Lawsuit: Texas Art Teacher Suspended Because She Told Students About Her Wife
If you’re gay and an elementary school teacher in the North Texas suburb of Mansfield, simply telling students about your partner or spouse could cost you your job.
Art instructor Stacy Bailey, a decade-long employee of Mansfield ISD and two-time teacher of the year, alleges that officials barred her from the classroom after she mentioned her wife in a get-to-know-your-teacher presentation to students in August. According to a lawsuit she filed against the school district on Tuesday, officials targeted Bailey after a parent accused her of pushing a “homosexual agenda” to young students. Bailey’s lawsuit also claims school officials asked her to resign in October, shortly after she requested that they update Mansfield ISD’s nondiscrimination policy to cover LGBT employees.
“By filing this lawsuit, Stacy hopes to push Mansfield out of the shadows of discrimination into the sunshine of equal rights,” her lawyer, Jason C.N. Smith, told the Observer. In addition to damages for the harm done to her professional reputation, the lawsuit demands that Bailey be allowed to return to her art class at Charlotte Anderson Elementary School and that school officials publicly acknowledge that they illegally discriminated against her.
Bailey’s case appears to highlight the extent to which LGBT teachers may be forced to tiptoe around basic personal details about their lives. Without the protection of an inclusive nondiscrimination policy, particularly in more conservative pockets of the state, LGBT educators may not have the luxury of being out. According to Bailey’s lawsuit, a PowerPoint presentation she gave to students on the first day of school in 2017 included class rules and expectations for the year, along with some “about me” slides that featured photos of family members and Bailey’s “future wife,” Julie Vasquez, her partner of seven years whom she married in March.
After a parent complained, Mansfield ISD associate superintendent and human resources director Kimberly Cantu told Bailey, “You can’t promote your lifestyle in the classroom,” according to Bailey’s lawsuit. When Bailey insisted that simply mentioning her fiancée isn’t a political statement, Cantu allegedly replied, “Well, right now it kind of is.” The lawsuit said the same parent later complained after Bailey, while teaching students about the work of Jasper Johns, mentioned that he was the long-time partner of fellow artist Robert Rauschenberg.

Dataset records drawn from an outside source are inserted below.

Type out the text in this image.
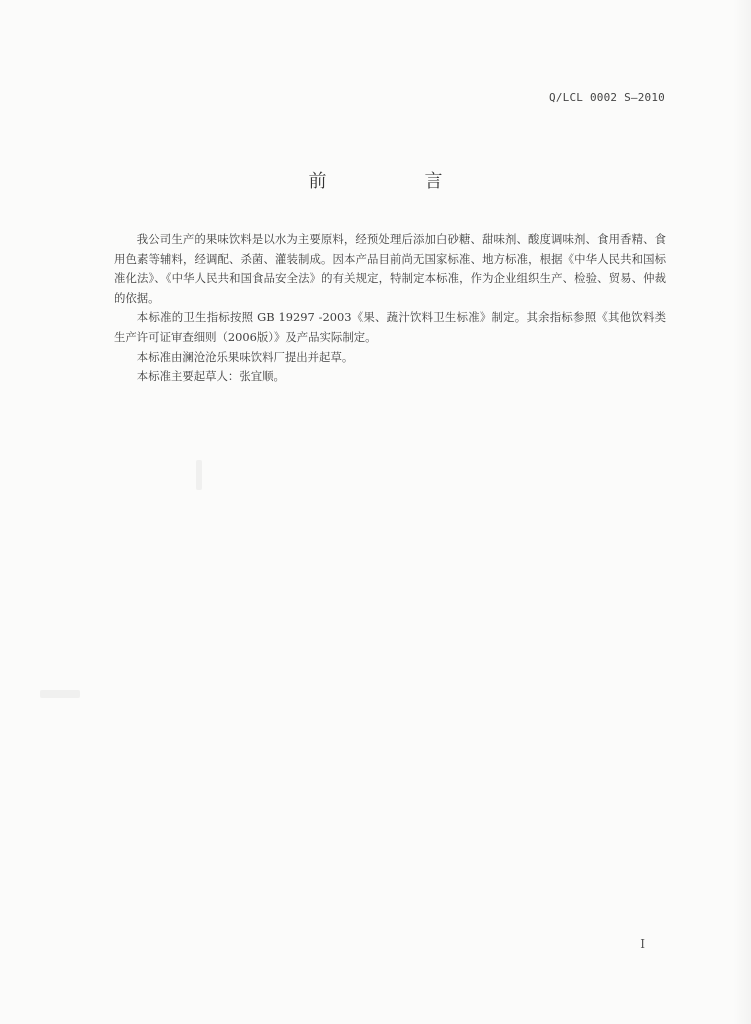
Q/LCL 0002 S—2010
前　言

我公司生产的果味饮料是以水为主要原料，经预处理后添加白砂糖、甜味剂、酸度调味剂、食用香精、食用色素等辅料，经调配、杀菌、灌装制成。因本产品目前尚无国家标准、地方标准，根据《中华人民共和国标准化法》、《中华人民共和国食品安全法》的有关规定，特制定本标准，作为企业组织生产、检验、贸易、仲裁的依据。

本标准的卫生指标按照 GB 19297 -2003《果、蔬汁饮料卫生标准》制定。其余指标参照《其他饮料类生产许可证审查细则（2006版）》及产品实际制定。

本标准由澜沧沧乐果味饮料厂提出并起草。

本标准主要起草人：张宜顺。

I
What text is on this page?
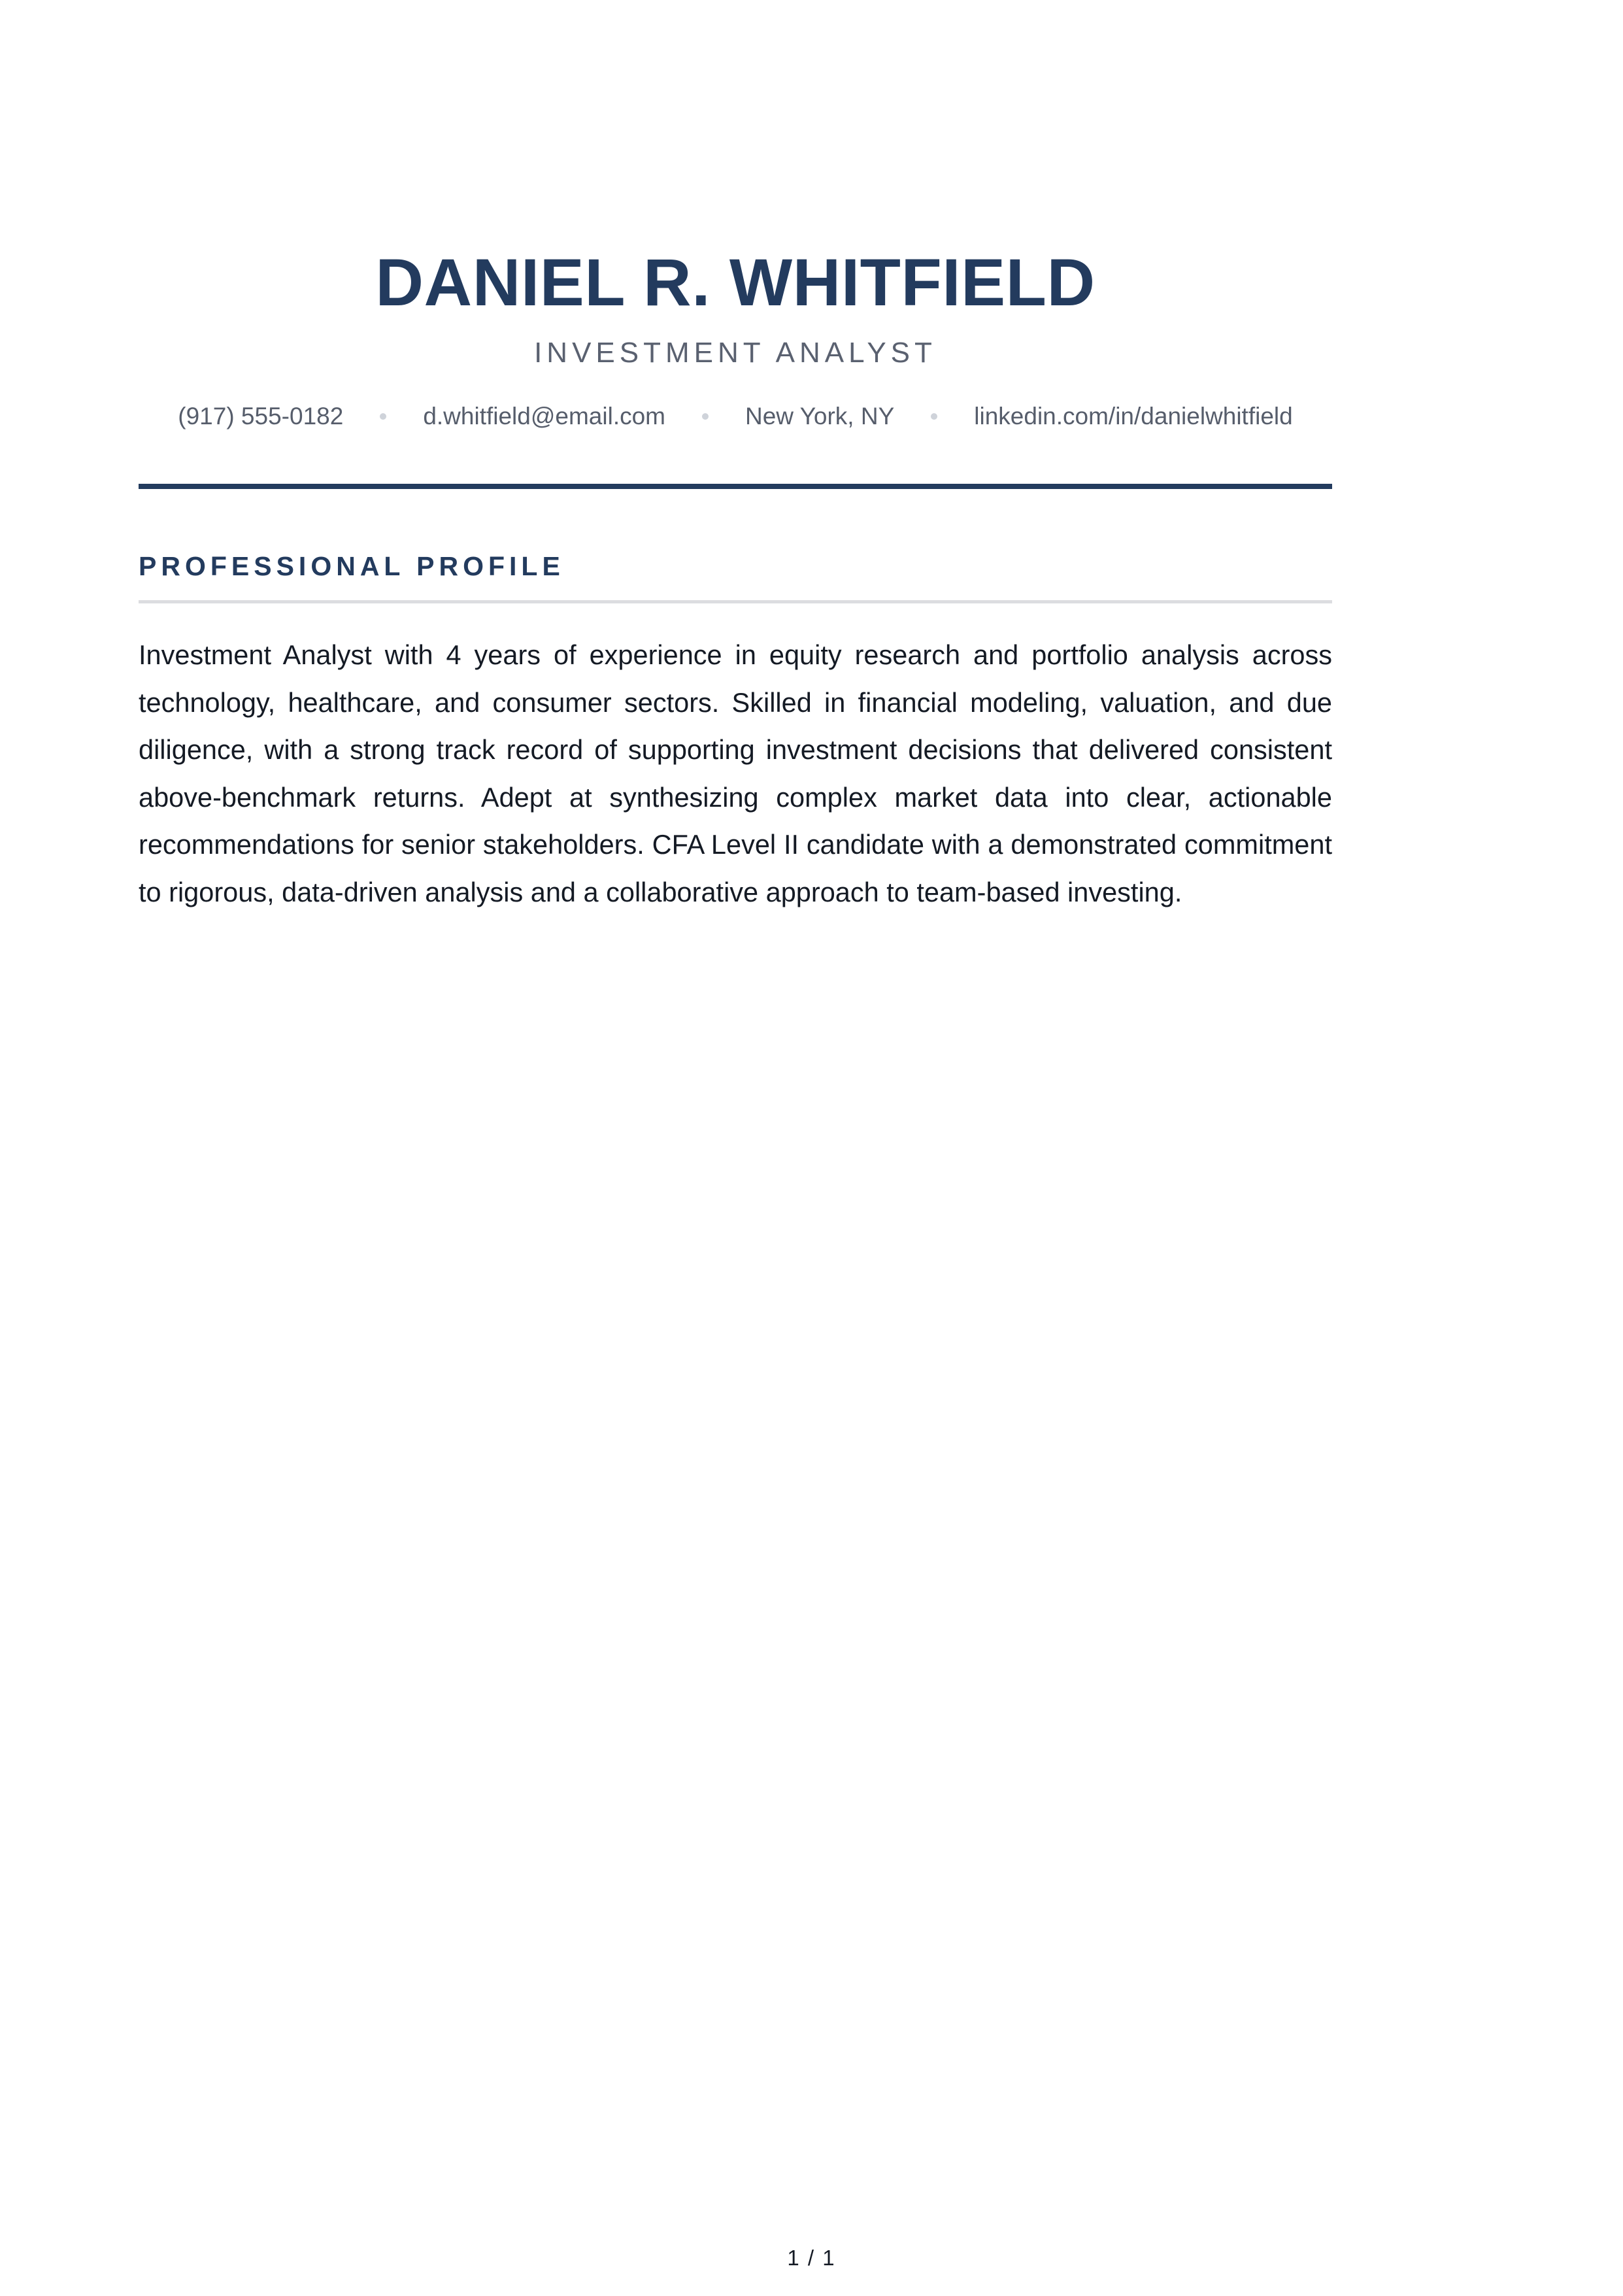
DANIEL R. WHITFIELD
INVESTMENT ANALYST
(917) 555-0182	d.whitfield@email.com	New York, NY	linkedin.com/in/danielwhitfield
PROFESSIONAL PROFILE

Investment Analyst with 4 years of experience in equity research and portfolio analysis across technology, healthcare, and consumer sectors. Skilled in financial modeling, valuation, and due diligence, with a strong track record of supporting investment decisions that delivered consistent above-benchmark returns. Adept at synthesizing complex market data into clear, actionable recommendations for senior stakeholders. CFA Level II candidate with a demonstrated commitment to rigorous, data-driven analysis and a collaborative approach to team-based investing.

1 / 1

Late Tuesday afternoon, Mansfield ISD sent the Observer a statement denying the allegations in Bailey’s lawsuit. The district characterized the dispute with Bailey as “an issue with her open sexual preferences.”
“The issue at Charlotte Anderson Elementary School is whether Mrs. Bailey has followed District guidelines requiring that controversial subjects be taught in ‘an impartial and objective manner. Teachers shall not use the classroom to transmit personal belief regarding political or sectarian issues.’ The record will show through discovery in this lawsuit that Mansfield ISD is and has been an inclusive, supportive environment for LGBT staff for decades.”
Smith said Bailey isn’t speaking publicly about her ordeal because the district has ordered her to keep quiet on the matter. Vasquez, Bailey’s wife, recently told Mansfield ISD board members that the episode has caused “disbelief, fear, confusion and a deep sadness” in their family.
Bailey’s paid suspension for an entire school year has triggered calls for Mansfield ISD to add sexual orientation and gender identity to its nondiscrimination policy, which in turn has invited backlash from conservatives. Ahead of a Mansfield ISD board meeting last month, the Tarrant County Republican Party parroted a warning issued by the conservative Christian group Texas Values, which accused activists of pressuring the school district to “pass a policy that would infringe on religious liberty, and allow boys into girls’ showers, locker-rooms, and bathrooms.”
As I wrote last year, the notoriously anti-LGBT group similarly pushed, unsuccessfully, to kill an LGBT-inclusive non-discrimination policy in San Antonio, reviving the anti-trans “bathroom bill” rhetoric that dominated Texas’ last legislative session.
While the district recently renewed Bailey’s teaching contract for another school year — she has, after all, twice been named her school’s teacher of the year — Smith says the district won’t let her go back to her old elementary school, insisting she either teach middle or high school students.
The message sent, Smith says, is that LGBT people are just too controversial for young minds.
“I’m a father of 8-year-old twins in public school, and I certainly don’t want my children exposed to inappropriate behavior,” Smith said. “But openly acknowledging your future wife who is also a woman is not inappropriate conduct.”
UPDATE: This story has been updated with a comment from Mansfield ISD officials that was sent to the Observer after publication.